Sébastien Bazin, PDG d'AccorHotels, lors de la présentation des résultats de son groupe le 21 février 2018. REUTERS/Gonzalo Fuentes

  • AccorHotels annonce renoncer "à ce stade" à son projet de rachat d'une partie du capital d'Air France-KLM.
  • Le groupe hôtelier envisageait de racheter tout ou partie des 14,3% des parts détenues par l'Etat.
  • D'après La Tribune, l'inertie du gouvernement a conduit AccorHotels a jeter l'éponge.
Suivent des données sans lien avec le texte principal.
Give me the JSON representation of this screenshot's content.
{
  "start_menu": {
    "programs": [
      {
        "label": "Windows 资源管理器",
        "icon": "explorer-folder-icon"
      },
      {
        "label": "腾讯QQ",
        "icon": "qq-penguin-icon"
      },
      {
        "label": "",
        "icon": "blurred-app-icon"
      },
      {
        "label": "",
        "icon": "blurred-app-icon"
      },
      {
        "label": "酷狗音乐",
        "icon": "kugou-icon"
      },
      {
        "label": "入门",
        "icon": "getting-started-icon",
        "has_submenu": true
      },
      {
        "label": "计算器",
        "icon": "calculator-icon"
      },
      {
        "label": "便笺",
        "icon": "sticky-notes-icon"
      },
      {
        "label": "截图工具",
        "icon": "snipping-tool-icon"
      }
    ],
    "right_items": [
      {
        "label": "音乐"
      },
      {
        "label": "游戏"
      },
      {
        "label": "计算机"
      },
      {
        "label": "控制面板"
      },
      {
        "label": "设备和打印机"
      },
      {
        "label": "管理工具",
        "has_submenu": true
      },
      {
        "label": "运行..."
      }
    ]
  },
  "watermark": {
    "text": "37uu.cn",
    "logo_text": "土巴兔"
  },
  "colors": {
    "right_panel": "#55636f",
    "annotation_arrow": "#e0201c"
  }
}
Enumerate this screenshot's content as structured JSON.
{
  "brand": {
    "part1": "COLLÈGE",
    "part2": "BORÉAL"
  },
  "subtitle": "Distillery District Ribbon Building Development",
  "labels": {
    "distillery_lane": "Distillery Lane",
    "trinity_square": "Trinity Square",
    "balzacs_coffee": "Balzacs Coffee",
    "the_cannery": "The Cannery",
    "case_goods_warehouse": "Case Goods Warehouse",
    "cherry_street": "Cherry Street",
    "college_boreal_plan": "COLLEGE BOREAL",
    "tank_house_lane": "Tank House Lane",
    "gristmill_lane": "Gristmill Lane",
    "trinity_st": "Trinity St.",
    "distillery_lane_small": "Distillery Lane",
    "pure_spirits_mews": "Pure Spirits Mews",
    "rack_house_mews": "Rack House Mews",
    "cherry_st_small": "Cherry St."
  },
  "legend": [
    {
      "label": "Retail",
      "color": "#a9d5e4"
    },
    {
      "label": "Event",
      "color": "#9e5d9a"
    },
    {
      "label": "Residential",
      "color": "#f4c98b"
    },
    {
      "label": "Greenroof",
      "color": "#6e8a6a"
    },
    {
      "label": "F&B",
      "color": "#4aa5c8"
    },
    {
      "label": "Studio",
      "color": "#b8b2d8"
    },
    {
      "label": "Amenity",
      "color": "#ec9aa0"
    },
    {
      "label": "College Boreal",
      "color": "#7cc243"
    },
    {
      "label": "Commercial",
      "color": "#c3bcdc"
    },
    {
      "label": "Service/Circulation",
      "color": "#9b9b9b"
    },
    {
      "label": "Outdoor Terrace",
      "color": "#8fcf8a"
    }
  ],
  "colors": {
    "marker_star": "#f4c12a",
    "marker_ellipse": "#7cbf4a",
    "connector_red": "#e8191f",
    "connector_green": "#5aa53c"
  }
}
Le projet de rachat par AccorHotels de tout ou une partie des 14,3% du capital d'Air France-KLM détenus par l'Etat a tourné court. 

Dans un communiqué en marge de la présentation de ses résultats semestriels ce jeudi, AccorHotels considère "que les conditions nécessaires pour une prise de participation minoritaire dans Air France-KLM ne sont pas réunies à ce stade, et a par conséquent décidé de ne pas poursuivre l'étude de ce projet".

Le groupe hôtelier dit toutefois être toujours "convaincu du fort potentiel de création de valeur d'une association renforcée entre hôteliers et partenaires aériens".

L'intérêt montré pour Air France-KLM depuis début juin par le groupe hôtelier AccorHotels avait créé la surprise. A la suite de cette annonce, AccorHotels avait perdu 7% en Bourse, tandis qu'Air France-KLM grimpait de 5,5%.

Au vu de la structure des capitaux d'AccorHotels et d'Air France-KLM — composés notamment d'investisseurs non-européens —, le groupe hôtelier prévoyait un montage aux côtés de plusieurs investisseurs européens afin qu'Air France-KLM conserve son statut de "compagnie européenne". 

L'Etat, qui détient 14,3% d'Air France-KLM, avait annoncé courant juin que sa priorité pour la compagnie aérienne était d'abord de trouver un PDG pour remplacer Jean-Marc Janaillac, après sa démission le 4 mai dernier. 

L'inertie de l'Etat

D'après La Tribune, le projet d'AccorHotels était bien avancé. Le groupe hôtelier envisageait d'acheter la moitié des parts de l'Etat (7%) et aurait rassemblé 5 ou 6 investisseurs majoritairement français pour racheter l'autre moitié. Mais l'inertie de l'Etat dans ce dossier aurait eu raison des ambitions du patron d'AccorHotels, Sébastien Bazin. 

"Avec la publication résultats financiers ce jeudi, la direction d'Accor ne pouvait ne rien dire aux marchés. AccorHotels attendait un signal, pas forcément public, disant que l'État était d'accord pour cette opération, en mettant en place un calendrier de travail, etc... Mais nous n'avons pas d'interlocuteur, ni de nouveau patron à la tête d'Air France-KLM. Nous n'allons pas attendre indéfiniment. Les entreprises privées ont leur vie, leur propre timing", confie-t-on à La Tribune dans le camp d'Accor.

"Est-ce qu'on est convaincus, en tant que groupe hôtelier, d'un potentiel de création de valeur en travaillant entre hôteliers et partenaires aériens? La réponse est oui", a déclaré le directeur financier Jean-Jacques Morin lors d'une conférence téléphonique. "Est-ce qu'on a été capable de se mettre d'accord avec Air France et d'avoir des conditions qui à ce stade, nous permettent d'avancer? La réponse est non", a-t-il poursuivi.

AccorHotels renonce donc "à ce stade" à un rapprochement avec Air France-KLM, mais compte bien poursuivre sa stratégie d'acquisitions, comme indiqué dans le communiqué de ses résultats semestriels.

Le groupe hôtelier a d'ailleurs annoncé lundi un partenariat avec Katara Hospitality, gestionnaire d’hôtels haut de gamme basé au Qatar et contrôlé par le fonds souverain du Qatar (qui détient également 10,2% du capital d'AccorHotels), pour créer un fonds d'investissement d’une capacité de plus d'un milliard de dollars qui ciblera le secteur de l'hôtellerie en Afrique subsaharienne.